Dutch snowboarder (born 2004)

Melissa Peperkamp (born 22 April 2004) is a Dutch snowboarder. She is a multi-time Dutch champion. At the 2020 Winter Youth Olympics, she won a silver medal in the slopestyle event and a bronze in the Big air event. She qualified for both these events for the 2022 Winter Olympics. In the big air competition she qualified for the final and finished 6th while she narrowly missed the qualification for the final in the slopestyle competition.

==Achievement==
Melissa Peperkamp began competing at the age of 13. She got her first on a snowboard when she was six, before spending several years working on the basics at her local ski slope. She has been on an upward trajectory in the sport; She started at Skipiste Nieuwegein for the basics.
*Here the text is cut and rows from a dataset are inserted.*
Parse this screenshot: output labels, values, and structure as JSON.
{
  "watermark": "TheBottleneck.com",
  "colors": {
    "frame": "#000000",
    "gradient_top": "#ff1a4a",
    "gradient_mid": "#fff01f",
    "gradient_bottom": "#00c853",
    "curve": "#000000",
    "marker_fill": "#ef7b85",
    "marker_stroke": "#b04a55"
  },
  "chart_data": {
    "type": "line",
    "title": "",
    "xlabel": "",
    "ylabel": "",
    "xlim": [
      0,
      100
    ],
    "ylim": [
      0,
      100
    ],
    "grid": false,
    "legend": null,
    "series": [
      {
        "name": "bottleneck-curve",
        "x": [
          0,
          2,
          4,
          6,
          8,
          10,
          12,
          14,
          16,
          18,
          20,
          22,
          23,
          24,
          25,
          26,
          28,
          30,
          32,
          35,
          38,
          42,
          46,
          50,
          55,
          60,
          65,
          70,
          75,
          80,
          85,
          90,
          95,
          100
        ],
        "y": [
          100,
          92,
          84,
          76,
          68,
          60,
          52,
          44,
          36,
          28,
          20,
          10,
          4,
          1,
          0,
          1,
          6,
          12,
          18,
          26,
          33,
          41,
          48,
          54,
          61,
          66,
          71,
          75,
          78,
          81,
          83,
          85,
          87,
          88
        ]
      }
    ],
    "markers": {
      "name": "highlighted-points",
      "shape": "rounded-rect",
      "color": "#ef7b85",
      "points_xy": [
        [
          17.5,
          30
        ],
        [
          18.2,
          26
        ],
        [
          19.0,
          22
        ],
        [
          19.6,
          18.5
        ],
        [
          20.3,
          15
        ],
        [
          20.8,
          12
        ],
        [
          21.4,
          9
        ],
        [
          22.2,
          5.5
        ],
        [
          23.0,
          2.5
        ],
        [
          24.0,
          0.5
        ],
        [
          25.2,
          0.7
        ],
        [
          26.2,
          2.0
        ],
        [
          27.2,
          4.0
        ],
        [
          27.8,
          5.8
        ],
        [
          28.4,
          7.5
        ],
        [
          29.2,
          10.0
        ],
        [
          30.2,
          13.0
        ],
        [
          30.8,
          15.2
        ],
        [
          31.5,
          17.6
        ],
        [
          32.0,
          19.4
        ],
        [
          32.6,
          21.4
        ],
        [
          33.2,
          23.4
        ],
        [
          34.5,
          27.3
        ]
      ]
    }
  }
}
After this, it went quickly: from Club SnowWorld to Xtreme Team and Dutch SBX Team. At the invitation of trainer Niels, she joined the Rookie Team of the Dutch Ski Association. She has been an official selection member of TeamNL since 2019. She finished sixth in slopestyle in 2020 (Mammoth Mountain),
Her first World Cup top-10 finish was in her second appearance, and her top finish to date is fifth in slopestyle in 2021 (Silvaplana). She competed at the 2021 World Championships and 2019 Junior World Championships.